ISTANBUL, March 9 (Reuters) - Turkish banks have raised interest rates on forex deposits to nearly 3% as they seek to collect hard currency to overcome a shortage in the market due to increased demand sparked by the lira's decline, banking sources said.
The yield on forex deposits had been around 0.5%-1% and has risen to 2%-3% as private and public companies' foreign currency needs increase, the sources added.
The lira has lost 10% of its value against the dollar this year, most recently over Russia's invasion of Ukraine, after shedding 44% last year.
"Foreign currency deposit interest rates have neared 3%. Difficulty is experienced in finding foreign currency in the market," one source said.
The interest rates were raised to attract more foreign currency deposits, the person added.
Another banking source said the lira's decline had led to heightened forex demand for importers.
"The forex demand rises as import costs increase due to the lira's depreciation. Companies are going to need foreign currencies in the period ahead," the person said.
The central bank's forex sales to public institutions, including energy importer BOTAS, rose to a record high of $5.37 billion in February, the source added.
More than $15 billion of state economic institutions' forex needs have been met directly through the central bank's reserves in the last four months, without entering the market.
The central bank has met the market's need for nearly $30 billion of forex since December through its reserves, in addition to direct interventions in the forex market in 2019-2020, when it sold $128 billion to support the lira.

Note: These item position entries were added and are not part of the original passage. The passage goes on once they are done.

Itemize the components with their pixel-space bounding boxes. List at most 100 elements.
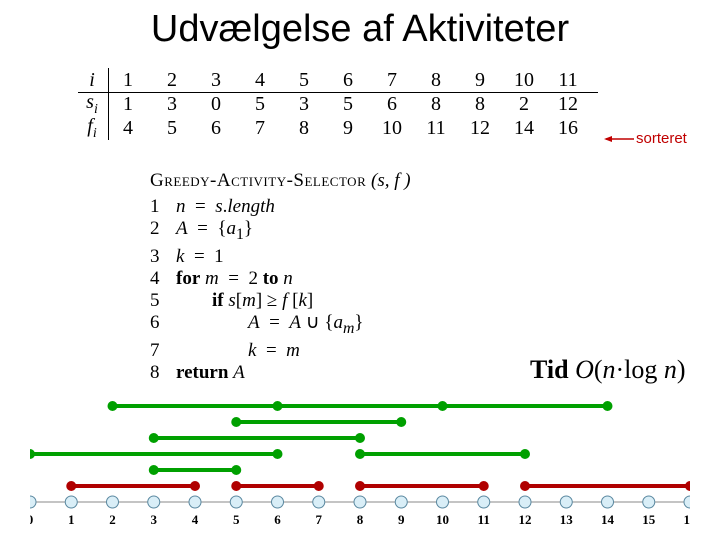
- line-number: 7: [150, 340, 176, 362]
- axis-point: [478, 496, 490, 508]
- table-cell: 14: [502, 117, 546, 140]
- axis-tick-label: 6: [274, 512, 281, 527]
- table-cell: 4: [106, 117, 150, 140]
- line-body: k = m: [176, 340, 300, 362]
- pseudocode-line: 4for m = 2 to n: [150, 268, 411, 290]
- axis-point: [684, 496, 690, 508]
- table-cell: 10: [370, 117, 414, 140]
- table-row: fi4567891011121416: [78, 116, 590, 140]
- table-cell: 3: [194, 69, 238, 92]
- axis-tick-label: 16: [684, 512, 691, 527]
- axis-point: [148, 496, 160, 508]
- time-complexity: Tid O(n·log n): [530, 355, 686, 385]
- line-body: A = {a1}: [176, 218, 253, 246]
- table-cell: 5: [282, 69, 326, 92]
- table-row: i1234567891011: [78, 68, 590, 92]
- pseudocode-line: 3k = 1: [150, 246, 411, 268]
- axis-point: [313, 496, 325, 508]
- axis-point: [107, 496, 119, 508]
- line-body: A = A ∪ {am}: [176, 312, 364, 340]
- sorteret-label: sorteret: [636, 130, 687, 147]
- axis-tick-label: 5: [233, 512, 240, 527]
- line-body: k = 1: [176, 246, 224, 268]
- table-cell: 16: [546, 117, 590, 140]
- line-number: 3: [150, 246, 176, 268]
- table-row: si130535688212: [78, 92, 590, 116]
- axis-point: [272, 496, 284, 508]
- line-number: 1: [150, 196, 176, 218]
- table-cell: 8: [414, 93, 458, 116]
- axis-tick-label: 7: [316, 512, 323, 527]
- axis-point: [602, 496, 614, 508]
- interval-chart: 012345678910111213141516: [30, 392, 690, 532]
- table-cell: 4: [238, 69, 282, 92]
- table-cell: 2: [150, 69, 194, 92]
- slide-title: Udvælgelse af Aktiviteter: [0, 8, 720, 51]
- table-cell: 1: [106, 93, 150, 116]
- axis-point: [65, 496, 77, 508]
- pseudocode: Greedy-Activity-Selector (s, f )1n = s.l…: [150, 170, 411, 384]
- pseudocode-line: 7k = m: [150, 340, 411, 362]
- axis-tick-label: 14: [601, 512, 615, 527]
- sorteret-annotation: sorteret: [604, 130, 687, 147]
- line-number: 4: [150, 268, 176, 290]
- interval: [355, 481, 489, 491]
- axis-tick-label: 3: [151, 512, 158, 527]
- pseudocode-line: 5if s[m] ≥ f [k]: [150, 290, 411, 312]
- pseudocode-line: 8return A: [150, 362, 411, 384]
- line-number: 2: [150, 218, 176, 246]
- table-cell: 5: [238, 93, 282, 116]
- table-cell: 5: [150, 117, 194, 140]
- interval: [355, 449, 530, 459]
- axis-point: [395, 496, 407, 508]
- axis-tick-label: 10: [436, 512, 449, 527]
- interval: [149, 433, 365, 443]
- table-cell: 12: [546, 93, 590, 116]
- pseudocode-line: 6A = A ∪ {am}: [150, 312, 411, 340]
- line-number: 6: [150, 312, 176, 340]
- line-body: for m = 2 to n: [176, 268, 293, 290]
- axis-tick-label: 0: [30, 512, 33, 527]
- table-cell: 11: [414, 117, 458, 140]
- line-body: return A: [176, 362, 245, 384]
- table-cell: 9: [458, 69, 502, 92]
- axis-point: [230, 496, 242, 508]
- line-number: 8: [150, 362, 176, 384]
- table-cell: 1: [106, 69, 150, 92]
- table-cell: 7: [238, 117, 282, 140]
- axis-tick-label: 12: [519, 512, 532, 527]
- table-cell: 3: [282, 93, 326, 116]
- axis-tick-label: 15: [642, 512, 656, 527]
- arrow-left-icon: [604, 133, 634, 145]
- axis-point: [437, 496, 449, 508]
- line-body: n = s.length: [176, 196, 275, 218]
- axis-point: [189, 496, 201, 508]
- axis-tick-label: 1: [68, 512, 75, 527]
- table-cell: 11: [546, 69, 590, 92]
- axis-tick-label: 8: [357, 512, 364, 527]
- axis-point: [30, 496, 36, 508]
- axis-tick-label: 11: [478, 512, 490, 527]
- axis-tick-label: 4: [192, 512, 199, 527]
- axis-point: [560, 496, 572, 508]
- table-cell: 12: [458, 117, 502, 140]
- table-row-head: i: [78, 69, 106, 92]
- table-cell: 8: [282, 117, 326, 140]
- interval: [520, 481, 690, 491]
- table-cell: 9: [326, 117, 370, 140]
- table-cell: 6: [194, 117, 238, 140]
- pseudocode-line: 2A = {a1}: [150, 218, 411, 246]
- table-row-head: fi: [78, 115, 106, 142]
- table-cell: 6: [370, 93, 414, 116]
- table-cell: 7: [370, 69, 414, 92]
- table-row-head: si: [78, 91, 106, 118]
- table-cell: 8: [414, 69, 458, 92]
- table-cell: 10: [502, 69, 546, 92]
- axis-tick-label: 9: [398, 512, 405, 527]
- interval: [108, 401, 613, 411]
- table-cell: 5: [326, 93, 370, 116]
- table-cell: 3: [150, 93, 194, 116]
- table-cell: 8: [458, 93, 502, 116]
- interval: [66, 481, 200, 491]
- interval: [231, 417, 406, 427]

Economists calculate that the bank's forex reserves, which have declined in recent years as it sought to prop up the lira, dropped by $1 billion last week from $18.2 billion a week earlier.
Its net forex reserves are deeply negative when outstanding swaps are deducted.
A lack of foreign inflows has added to the forex shortage. Foreigners' Turkish holdings have declined sharply in recent years and they sold off $217 million of stocks on the Istanbul stock exchange.
Finance ministry data shows that private and public sectors have foreign debt payments worth $63.8 billion this year, with $23.3 billion of that amount from state companies.
Russia's invasion of Ukraine also risks raising Turkey's forex needs, as it threatens to widen the current account and stoke inflation due to rising commodity prices.